Having ingested the XML, some basic permissions were applied. Initially, all directories and files are to be owned by the admin user. The disk images were of Windows’ C drives, so users’ files were to be found under Documents and Settings. There are various system users there too, but these were excluded. Everything below, and including, the genuine user’s home directory was to be owned by the user. This was achieved using PHP to select and update rows in the database.

These two steps (ingest and application of basic permissions) were done on the command line of the server. For the web interface, PHP queried the database, changed the two dimensional arrays obtained into XML, and transformed this XML into HTML using XSLT.

Limitations

Tools exist for extracting files from the disk images. I installed some, but wasn’t able to get them to work in time. It was hoped that these tools could have been used to extract and return files to the client via the web interface.

The XML files were in Digital Forensics XML format. Cal’s colleague, Kam Woods explained that this was an evolving standard, and that not all the fields were documented yet. One field looked like it could be used to determine permissions for directories and files. But we couldn’t work out what the values contained in the field meant. If we do find out what they mean, then I could refine the application of permissions.

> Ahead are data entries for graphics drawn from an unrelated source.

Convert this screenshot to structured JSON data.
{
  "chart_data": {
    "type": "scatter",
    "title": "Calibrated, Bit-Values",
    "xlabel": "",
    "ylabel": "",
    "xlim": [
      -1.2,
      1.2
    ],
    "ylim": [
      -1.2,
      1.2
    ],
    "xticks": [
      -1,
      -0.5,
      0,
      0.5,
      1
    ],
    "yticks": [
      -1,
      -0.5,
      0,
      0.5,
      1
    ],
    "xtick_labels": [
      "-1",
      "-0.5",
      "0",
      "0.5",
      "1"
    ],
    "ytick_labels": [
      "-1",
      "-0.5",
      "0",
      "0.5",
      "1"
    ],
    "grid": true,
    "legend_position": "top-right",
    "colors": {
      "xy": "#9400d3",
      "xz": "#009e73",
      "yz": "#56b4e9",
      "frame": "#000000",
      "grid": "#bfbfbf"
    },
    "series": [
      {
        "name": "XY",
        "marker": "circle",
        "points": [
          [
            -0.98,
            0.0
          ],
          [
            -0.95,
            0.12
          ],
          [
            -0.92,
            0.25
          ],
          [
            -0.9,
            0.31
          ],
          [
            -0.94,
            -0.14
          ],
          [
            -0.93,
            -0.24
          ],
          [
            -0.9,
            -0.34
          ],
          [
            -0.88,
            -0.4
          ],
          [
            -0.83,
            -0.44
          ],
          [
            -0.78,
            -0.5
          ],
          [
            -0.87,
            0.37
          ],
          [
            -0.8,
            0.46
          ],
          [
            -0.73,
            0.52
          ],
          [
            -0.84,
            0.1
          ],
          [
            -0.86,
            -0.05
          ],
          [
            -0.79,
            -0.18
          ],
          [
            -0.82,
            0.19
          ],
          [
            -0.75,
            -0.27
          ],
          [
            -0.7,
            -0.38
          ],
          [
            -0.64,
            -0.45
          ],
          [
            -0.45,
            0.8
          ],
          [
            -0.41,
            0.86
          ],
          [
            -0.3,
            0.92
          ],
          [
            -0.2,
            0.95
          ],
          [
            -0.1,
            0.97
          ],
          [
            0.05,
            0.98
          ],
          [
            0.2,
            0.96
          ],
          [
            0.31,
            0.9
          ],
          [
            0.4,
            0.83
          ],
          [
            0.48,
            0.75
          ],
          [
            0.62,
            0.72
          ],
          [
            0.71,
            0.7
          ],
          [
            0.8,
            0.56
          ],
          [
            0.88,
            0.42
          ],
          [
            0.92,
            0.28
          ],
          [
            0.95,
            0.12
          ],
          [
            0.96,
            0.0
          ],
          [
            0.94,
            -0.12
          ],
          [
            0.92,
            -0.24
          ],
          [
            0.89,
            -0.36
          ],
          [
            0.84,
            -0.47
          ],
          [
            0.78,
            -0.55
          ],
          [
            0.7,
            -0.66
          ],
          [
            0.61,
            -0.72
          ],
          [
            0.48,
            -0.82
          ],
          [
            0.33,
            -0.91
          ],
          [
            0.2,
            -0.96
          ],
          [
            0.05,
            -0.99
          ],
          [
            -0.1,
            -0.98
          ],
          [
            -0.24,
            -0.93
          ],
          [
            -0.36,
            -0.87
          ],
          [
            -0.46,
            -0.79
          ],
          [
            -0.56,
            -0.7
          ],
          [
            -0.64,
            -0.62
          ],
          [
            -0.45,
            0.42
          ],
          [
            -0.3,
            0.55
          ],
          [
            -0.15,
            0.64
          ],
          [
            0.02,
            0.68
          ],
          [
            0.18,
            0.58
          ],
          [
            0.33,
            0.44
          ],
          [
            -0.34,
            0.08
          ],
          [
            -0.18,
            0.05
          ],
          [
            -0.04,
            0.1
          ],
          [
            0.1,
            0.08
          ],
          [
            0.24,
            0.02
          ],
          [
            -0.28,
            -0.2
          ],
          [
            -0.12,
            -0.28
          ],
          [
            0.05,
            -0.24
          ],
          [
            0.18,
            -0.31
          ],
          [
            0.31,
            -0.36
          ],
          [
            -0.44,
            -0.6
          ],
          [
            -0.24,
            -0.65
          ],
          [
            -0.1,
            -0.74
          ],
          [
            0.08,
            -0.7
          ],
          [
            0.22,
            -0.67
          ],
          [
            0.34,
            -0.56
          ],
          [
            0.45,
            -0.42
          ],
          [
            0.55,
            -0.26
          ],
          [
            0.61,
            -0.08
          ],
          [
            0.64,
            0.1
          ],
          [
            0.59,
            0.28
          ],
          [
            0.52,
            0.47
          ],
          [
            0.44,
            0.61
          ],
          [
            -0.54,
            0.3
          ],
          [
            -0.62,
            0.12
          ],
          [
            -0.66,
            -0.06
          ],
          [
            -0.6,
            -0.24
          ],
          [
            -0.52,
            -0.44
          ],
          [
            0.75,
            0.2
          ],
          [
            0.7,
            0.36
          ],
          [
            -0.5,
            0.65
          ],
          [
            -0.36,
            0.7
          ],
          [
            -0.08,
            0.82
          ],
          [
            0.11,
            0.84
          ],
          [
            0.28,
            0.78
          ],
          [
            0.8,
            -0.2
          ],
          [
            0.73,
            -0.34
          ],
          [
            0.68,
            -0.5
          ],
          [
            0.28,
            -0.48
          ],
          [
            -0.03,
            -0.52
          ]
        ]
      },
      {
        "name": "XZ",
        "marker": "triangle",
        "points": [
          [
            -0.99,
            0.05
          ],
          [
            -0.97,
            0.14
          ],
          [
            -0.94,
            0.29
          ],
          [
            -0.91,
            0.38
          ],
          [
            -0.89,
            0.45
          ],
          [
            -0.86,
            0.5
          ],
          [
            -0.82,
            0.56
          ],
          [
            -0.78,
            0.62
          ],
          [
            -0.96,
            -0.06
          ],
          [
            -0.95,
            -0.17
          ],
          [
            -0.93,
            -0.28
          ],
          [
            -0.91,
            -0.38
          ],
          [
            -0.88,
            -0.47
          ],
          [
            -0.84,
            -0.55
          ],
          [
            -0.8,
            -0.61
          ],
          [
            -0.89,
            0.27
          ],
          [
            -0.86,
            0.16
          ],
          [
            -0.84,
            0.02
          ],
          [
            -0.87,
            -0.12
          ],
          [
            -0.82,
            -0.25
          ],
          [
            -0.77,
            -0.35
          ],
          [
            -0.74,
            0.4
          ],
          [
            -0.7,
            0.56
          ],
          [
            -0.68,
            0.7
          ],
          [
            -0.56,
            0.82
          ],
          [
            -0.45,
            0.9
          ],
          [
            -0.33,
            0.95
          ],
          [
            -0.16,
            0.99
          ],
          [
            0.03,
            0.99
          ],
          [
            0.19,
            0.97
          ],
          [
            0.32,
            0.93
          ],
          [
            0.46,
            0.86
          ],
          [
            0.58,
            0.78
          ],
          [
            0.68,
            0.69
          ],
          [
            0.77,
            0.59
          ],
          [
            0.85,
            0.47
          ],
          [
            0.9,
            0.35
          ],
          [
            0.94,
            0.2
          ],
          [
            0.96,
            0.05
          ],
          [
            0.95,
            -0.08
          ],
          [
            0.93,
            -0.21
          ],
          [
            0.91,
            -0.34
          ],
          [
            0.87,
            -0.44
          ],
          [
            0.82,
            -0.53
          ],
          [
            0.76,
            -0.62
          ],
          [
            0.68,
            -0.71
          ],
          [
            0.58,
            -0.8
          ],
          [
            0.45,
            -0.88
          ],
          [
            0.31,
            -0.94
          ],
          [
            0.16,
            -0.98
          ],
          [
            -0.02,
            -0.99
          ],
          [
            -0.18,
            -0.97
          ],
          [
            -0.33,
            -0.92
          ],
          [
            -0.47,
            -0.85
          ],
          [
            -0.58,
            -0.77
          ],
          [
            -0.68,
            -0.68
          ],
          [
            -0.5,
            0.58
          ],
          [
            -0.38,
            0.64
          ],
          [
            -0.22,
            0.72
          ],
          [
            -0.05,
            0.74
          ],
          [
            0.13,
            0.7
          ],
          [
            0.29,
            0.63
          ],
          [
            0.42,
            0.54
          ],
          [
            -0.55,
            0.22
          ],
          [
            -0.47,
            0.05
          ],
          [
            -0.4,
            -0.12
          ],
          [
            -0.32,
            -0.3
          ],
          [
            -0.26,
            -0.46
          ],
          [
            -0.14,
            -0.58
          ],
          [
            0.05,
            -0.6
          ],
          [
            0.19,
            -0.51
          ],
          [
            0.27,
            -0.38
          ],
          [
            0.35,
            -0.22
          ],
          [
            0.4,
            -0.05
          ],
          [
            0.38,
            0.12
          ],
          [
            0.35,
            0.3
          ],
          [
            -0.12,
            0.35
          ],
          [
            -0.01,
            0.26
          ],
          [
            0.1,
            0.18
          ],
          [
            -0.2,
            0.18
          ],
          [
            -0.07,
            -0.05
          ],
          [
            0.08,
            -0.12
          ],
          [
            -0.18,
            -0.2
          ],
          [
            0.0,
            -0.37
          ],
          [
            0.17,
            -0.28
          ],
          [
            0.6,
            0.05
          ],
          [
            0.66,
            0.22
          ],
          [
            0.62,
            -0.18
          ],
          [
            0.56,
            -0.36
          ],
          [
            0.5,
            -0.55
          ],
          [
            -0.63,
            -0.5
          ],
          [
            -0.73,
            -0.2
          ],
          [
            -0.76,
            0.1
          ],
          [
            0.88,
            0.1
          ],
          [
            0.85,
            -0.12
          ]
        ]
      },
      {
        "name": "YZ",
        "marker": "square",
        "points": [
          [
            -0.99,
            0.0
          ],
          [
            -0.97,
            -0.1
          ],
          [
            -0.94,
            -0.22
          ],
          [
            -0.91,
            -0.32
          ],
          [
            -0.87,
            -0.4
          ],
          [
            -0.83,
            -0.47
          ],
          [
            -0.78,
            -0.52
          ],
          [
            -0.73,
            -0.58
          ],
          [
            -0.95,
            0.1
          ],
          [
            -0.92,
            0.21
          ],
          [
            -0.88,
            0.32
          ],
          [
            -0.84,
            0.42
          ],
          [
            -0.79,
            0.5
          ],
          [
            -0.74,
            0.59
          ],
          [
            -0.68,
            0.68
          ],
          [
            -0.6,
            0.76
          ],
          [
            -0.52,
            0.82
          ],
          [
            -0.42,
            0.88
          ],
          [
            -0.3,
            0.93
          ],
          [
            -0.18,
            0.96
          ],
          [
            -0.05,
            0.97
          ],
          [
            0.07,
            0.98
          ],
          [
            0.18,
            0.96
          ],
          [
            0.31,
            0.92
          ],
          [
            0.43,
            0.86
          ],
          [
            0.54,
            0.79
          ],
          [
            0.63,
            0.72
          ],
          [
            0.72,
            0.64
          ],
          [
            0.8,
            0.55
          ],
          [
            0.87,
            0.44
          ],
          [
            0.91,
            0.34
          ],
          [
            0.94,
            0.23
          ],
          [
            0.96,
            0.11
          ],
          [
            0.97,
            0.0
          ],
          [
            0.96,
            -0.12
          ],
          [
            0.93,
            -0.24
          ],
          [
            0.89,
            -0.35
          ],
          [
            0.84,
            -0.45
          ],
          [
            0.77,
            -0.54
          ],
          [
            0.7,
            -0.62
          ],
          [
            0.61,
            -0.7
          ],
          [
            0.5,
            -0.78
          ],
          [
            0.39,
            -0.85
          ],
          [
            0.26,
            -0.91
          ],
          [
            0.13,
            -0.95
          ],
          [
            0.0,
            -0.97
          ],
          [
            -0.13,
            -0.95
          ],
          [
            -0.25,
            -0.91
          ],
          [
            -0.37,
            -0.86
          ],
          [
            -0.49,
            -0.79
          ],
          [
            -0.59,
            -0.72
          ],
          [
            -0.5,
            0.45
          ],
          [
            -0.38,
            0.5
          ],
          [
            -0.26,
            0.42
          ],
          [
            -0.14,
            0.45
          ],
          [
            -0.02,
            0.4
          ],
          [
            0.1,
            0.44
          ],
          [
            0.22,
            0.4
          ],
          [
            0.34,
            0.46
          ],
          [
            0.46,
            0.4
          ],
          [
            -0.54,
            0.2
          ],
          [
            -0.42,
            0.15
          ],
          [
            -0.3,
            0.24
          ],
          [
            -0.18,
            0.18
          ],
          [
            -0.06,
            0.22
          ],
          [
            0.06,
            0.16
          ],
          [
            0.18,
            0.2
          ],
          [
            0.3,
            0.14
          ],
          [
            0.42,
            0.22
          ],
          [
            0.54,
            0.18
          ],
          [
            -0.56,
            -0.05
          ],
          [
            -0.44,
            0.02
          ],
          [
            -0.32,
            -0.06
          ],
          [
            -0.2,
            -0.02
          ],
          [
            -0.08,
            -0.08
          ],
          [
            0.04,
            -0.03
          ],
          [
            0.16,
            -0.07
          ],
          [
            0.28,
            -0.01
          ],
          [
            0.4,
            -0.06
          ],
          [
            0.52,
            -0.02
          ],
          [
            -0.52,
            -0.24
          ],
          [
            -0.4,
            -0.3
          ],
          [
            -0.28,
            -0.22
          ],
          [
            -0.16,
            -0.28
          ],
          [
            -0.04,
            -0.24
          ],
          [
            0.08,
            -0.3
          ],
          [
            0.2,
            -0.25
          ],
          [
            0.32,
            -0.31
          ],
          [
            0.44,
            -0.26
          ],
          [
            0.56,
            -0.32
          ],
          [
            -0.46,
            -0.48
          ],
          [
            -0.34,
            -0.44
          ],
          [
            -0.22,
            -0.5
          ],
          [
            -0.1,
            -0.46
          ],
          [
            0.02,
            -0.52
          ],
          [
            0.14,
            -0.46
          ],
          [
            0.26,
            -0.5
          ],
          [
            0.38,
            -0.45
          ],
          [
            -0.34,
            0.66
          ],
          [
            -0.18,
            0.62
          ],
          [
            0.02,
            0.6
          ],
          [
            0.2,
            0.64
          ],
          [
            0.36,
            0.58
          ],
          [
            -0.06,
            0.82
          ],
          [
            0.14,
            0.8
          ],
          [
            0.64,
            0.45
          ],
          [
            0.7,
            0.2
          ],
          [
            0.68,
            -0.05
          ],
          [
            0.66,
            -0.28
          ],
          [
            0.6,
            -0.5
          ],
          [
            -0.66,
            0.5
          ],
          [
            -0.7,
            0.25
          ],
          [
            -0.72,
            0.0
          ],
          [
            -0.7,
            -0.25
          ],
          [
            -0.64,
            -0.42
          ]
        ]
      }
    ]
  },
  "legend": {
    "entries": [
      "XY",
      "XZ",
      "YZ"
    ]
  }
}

The code I wrote for transforming the flat list of files into a tree structure required that directories be recognised as directories. In some disk images, deleted directories were in the XML list, and this caused my program to break. A file with the name . also broke my program.

The web interface only displays ownership, rather than requiring authentication and enforcing permissions.

Being able to access the files for full text indexing, metadata generation and permissions based on content would all be quite desirable.

Conclusion

Initially I wondered why I had been paired with Cal, given that his collection and issues were quite unrelated to my experience, as I had described it when introducing myself to the other attendees. But Paul Wheatley, who put the teams together, told me that he thought it would be good to give me a new challenge.

I’m glad he did now, as it has given me an introduction to a complex area that we are very likely to face ourselves, as what people expect of the digital archive’s capabilities expands.

Developing a rough prototype has probably not gone very far to meet Cal’s requirements. But it has, I think, helped to refine the questions that need answering.

I am grateful to the Open Planets Foundation and the Digital Preservation Coalition for organising this very interesting event.